Simple treats with a summer twist
Now, Just Churros is going on seven years as a business (still using the 38-year old family recipe). Their menu focuses on the classic churro with a dipping sauce. Eight churros come in a bag served with a choice of sauce, including strawberry, chocolate, white chocolate, caramel, or cajeta.
They also offer churros à la mode, an addition Ricky and his wife decided on as a solid summer staple. A scoop of vanilla ice cream is added to the churros, melting into the fragrant cinnamon-sprinkled grooves, creating the ultimate comfort food.
Their best seller is the classic pairing of a bag of eight churros with chocolate dipping sauce.
The secret ingredient to success
The churros are made to order with the Pintor family recipe. “The main part of the recipe is love,” Ricky says as he carefully taps flour into the mixer, eyeing the dough as he goes. “It’s quite simple, but it’s the passion behind it that creates the goodness out of it. You can tell when food is made with love.” Their recipe is authentic. “I haven’t seen any other recipe like ours.”
Even the churro machine is homemade. “It’s like a churro bazooka,” Ricky laughs. The design is unique — a long metal cylinder that Ricky feeds dough from the mixer and it extrudes right into the shimmering oil.

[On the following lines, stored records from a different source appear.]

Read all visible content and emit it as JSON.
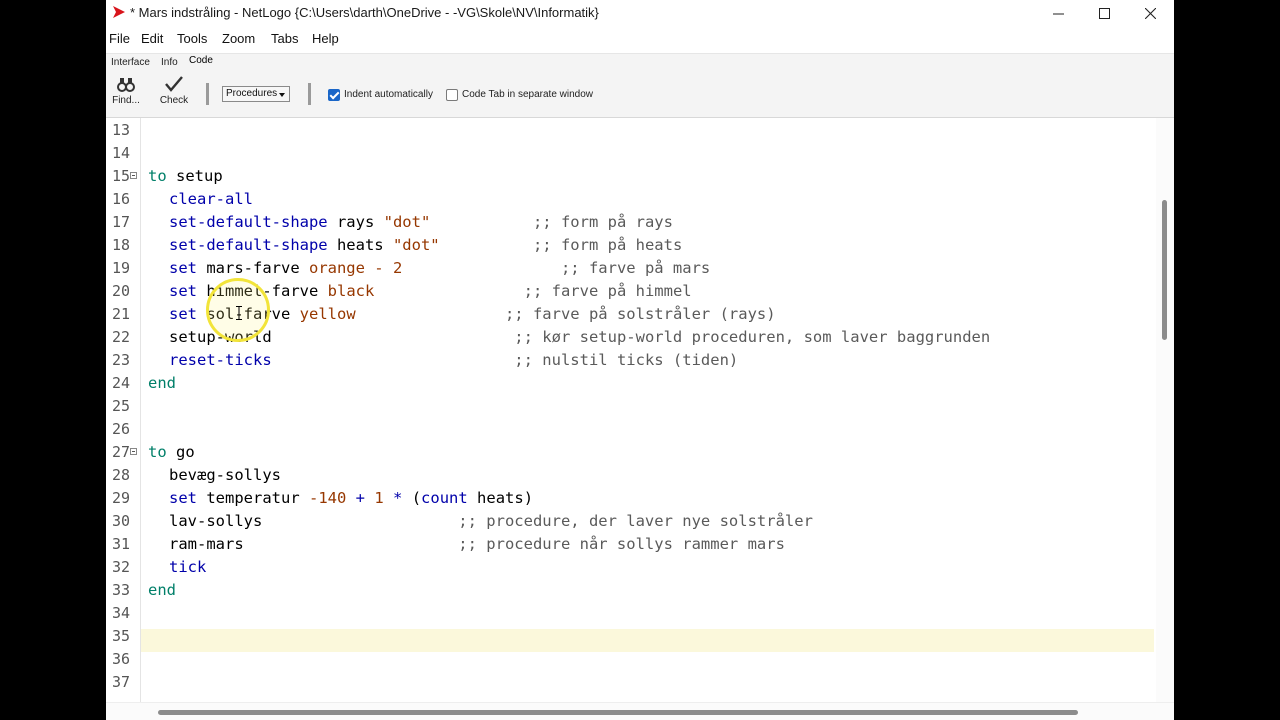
{
  "window": {
    "title": "* Mars indstråling - NetLogo {C:\\Users\\darth\\OneDrive - -VG\\Skole\\NV\\Informatik}",
    "icon": "netlogo-arrow-icon",
    "buttons": [
      "minimize-icon",
      "maximize-icon",
      "close-icon"
    ]
  },
  "menu": [
    "File",
    "Edit",
    "Tools",
    "Zoom",
    "Tabs",
    "Help"
  ],
  "tabs": [
    "Interface",
    "Info",
    "Code"
  ],
  "active_tab": "Code",
  "toolbar": {
    "find_label": "Find...",
    "check_label": "Check",
    "procedures_label": "Procedures",
    "indent_label": "Indent automatically",
    "indent_checked": true,
    "separate_label": "Code Tab in separate window",
    "separate_checked": false
  },
  "editor": {
    "highlight_line": 35,
    "lines": [
      {
        "n": "13",
        "indent": 0,
        "fold": false,
        "tokens": []
      },
      {
        "n": "14",
        "indent": 0,
        "fold": false,
        "tokens": []
      },
      {
        "n": "15",
        "indent": 0,
        "fold": true,
        "tokens": [
          [
            "kw",
            "to"
          ],
          [
            "txt",
            " setup"
          ]
        ]
      },
      {
        "n": "16",
        "indent": 1,
        "fold": false,
        "tokens": [
          [
            "prim",
            "clear-all"
          ]
        ]
      },
      {
        "n": "17",
        "indent": 1,
        "fold": false,
        "tokens": [
          [
            "prim",
            "set-default-shape"
          ],
          [
            "txt",
            " rays "
          ],
          [
            "str",
            "\"dot\""
          ],
          [
            "txt",
            "           "
          ],
          [
            "cmt",
            ";; form på rays"
          ]
        ]
      },
      {
        "n": "18",
        "indent": 1,
        "fold": false,
        "tokens": [
          [
            "prim",
            "set-default-shape"
          ],
          [
            "txt",
            " heats "
          ],
          [
            "str",
            "\"dot\""
          ],
          [
            "txt",
            "          "
          ],
          [
            "cmt",
            ";; form på heats"
          ]
        ]
      },
      {
        "n": "19",
        "indent": 1,
        "fold": false,
        "tokens": [
          [
            "prim",
            "set"
          ],
          [
            "txt",
            " mars-farve "
          ],
          [
            "const",
            "orange - 2"
          ],
          [
            "txt",
            "                 "
          ],
          [
            "cmt",
            ";; farve på mars"
          ]
        ]
      },
      {
        "n": "20",
        "indent": 1,
        "fold": false,
        "tokens": [
          [
            "prim",
            "set"
          ],
          [
            "txt",
            " himmel-farve "
          ],
          [
            "const",
            "black"
          ],
          [
            "txt",
            "                "
          ],
          [
            "cmt",
            ";; farve på himmel"
          ]
        ]
      },
      {
        "n": "21",
        "indent": 1,
        "fold": false,
        "tokens": [
          [
            "prim",
            "set"
          ],
          [
            "txt",
            " sol-farve "
          ],
          [
            "const",
            "yellow"
          ],
          [
            "txt",
            "                "
          ],
          [
            "cmt",
            ";; farve på solstråler (rays)"
          ]
        ]
      },
      {
        "n": "22",
        "indent": 1,
        "fold": false,
        "tokens": [
          [
            "txt",
            "setup-world"
          ],
          [
            "txt",
            "                          "
          ],
          [
            "cmt",
            ";; kør setup-world proceduren, som laver baggrunden"
          ]
        ]
      },
      {
        "n": "23",
        "indent": 1,
        "fold": false,
        "tokens": [
          [
            "prim",
            "reset-ticks"
          ],
          [
            "txt",
            "                          "
          ],
          [
            "cmt",
            ";; nulstil ticks (tiden)"
          ]
        ]
      },
      {
        "n": "24",
        "indent": 0,
        "fold": false,
        "tokens": [
          [
            "kw",
            "end"
          ]
        ]
      },
      {
        "n": "25",
        "indent": 0,
        "fold": false,
        "tokens": []
      },
      {
        "n": "26",
        "indent": 0,
        "fold": false,
        "tokens": []
      },
      {
        "n": "27",
        "indent": 0,
        "fold": true,
        "tokens": [
          [
            "kw",
            "to"
          ],
          [
            "txt",
            " go"
          ]
        ]
      },
      {
        "n": "28",
        "indent": 1,
        "fold": false,
        "tokens": [
          [
            "txt",
            "bevæg-sollys"
          ]
        ]
      },
      {
        "n": "29",
        "indent": 1,
        "fold": false,
        "tokens": [
          [
            "prim",
            "set"
          ],
          [
            "txt",
            " temperatur "
          ],
          [
            "const",
            "-140"
          ],
          [
            "txt",
            " "
          ],
          [
            "prim",
            "+"
          ],
          [
            "txt",
            " "
          ],
          [
            "const",
            "1"
          ],
          [
            "txt",
            " "
          ],
          [
            "prim",
            "*"
          ],
          [
            "txt",
            " ("
          ],
          [
            "prim",
            "count"
          ],
          [
            "txt",
            " heats)"
          ]
        ]
      },
      {
        "n": "30",
        "indent": 1,
        "fold": false,
        "tokens": [
          [
            "txt",
            "lav-sollys"
          ],
          [
            "txt",
            "                     "
          ],
          [
            "cmt",
            ";; procedure, der laver nye solstråler"
          ]
        ]
      },
      {
        "n": "31",
        "indent": 1,
        "fold": false,
        "tokens": [
          [
            "txt",
            "ram-mars"
          ],
          [
            "txt",
            "                       "
          ],
          [
            "cmt",
            ";; procedure når sollys rammer mars"
          ]
        ]
      },
      {
        "n": "32",
        "indent": 1,
        "fold": false,
        "tokens": [
          [
            "prim",
            "tick"
          ]
        ]
      },
      {
        "n": "33",
        "indent": 0,
        "fold": false,
        "tokens": [
          [
            "kw",
            "end"
          ]
        ]
      },
      {
        "n": "34",
        "indent": 0,
        "fold": false,
        "tokens": []
      },
      {
        "n": "35",
        "indent": 0,
        "fold": false,
        "tokens": []
      },
      {
        "n": "36",
        "indent": 0,
        "fold": false,
        "tokens": []
      },
      {
        "n": "37",
        "indent": 0,
        "fold": false,
        "tokens": []
      }
    ]
  },
  "colors": {
    "keyword": "#007f69",
    "primitive": "#0000aa",
    "constant": "#963700",
    "comment": "#5a5a5a",
    "current_line": "#fbf8db",
    "cursor_ring": "#f2e43a"
  }
}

He uses a knife to cut the lengths of dough, which surface and turn golden brown. Ricky deftly scoops up the crispy fritters, turns them over in cinnamon and sugar, and folds them into a paper bag.
Keeping up with the food truck
The food truck is usually found at El Guero Canelo on Oracle, but they have served as far as Sahuarita. Throughout the year, they serve churros at events like the Tucson Rodeo, Tucson Meet Yourself, All Souls Procession, Tamale Fest, the University of Arizona Book Fair, and the mariachi conference.
They also do weddings, birthday parties, and other celebrations. To track the Just Churros food truck, their location can be found on their Facebook page. (So can a picture of Alton Brown and a bag of their fresh treats).
Just Churros has come a long way as a business since Modesto Pintor opened up shop in 1981. “The churros just started small and grew from there,” Ricky explains. “We’re just ordinary people with extraordinary churros. We’re not really business people, but we’re taking it one step at a time.”
What the future holds
But the Pintors are talking about future plans. “We’re not exactly sure where we want to go yet, if we want to keep it as a trailer or have multiple trailers. There are many ideas out there. Franchise or café…we’re thinking about maybe a café in the future. Only time will tell.”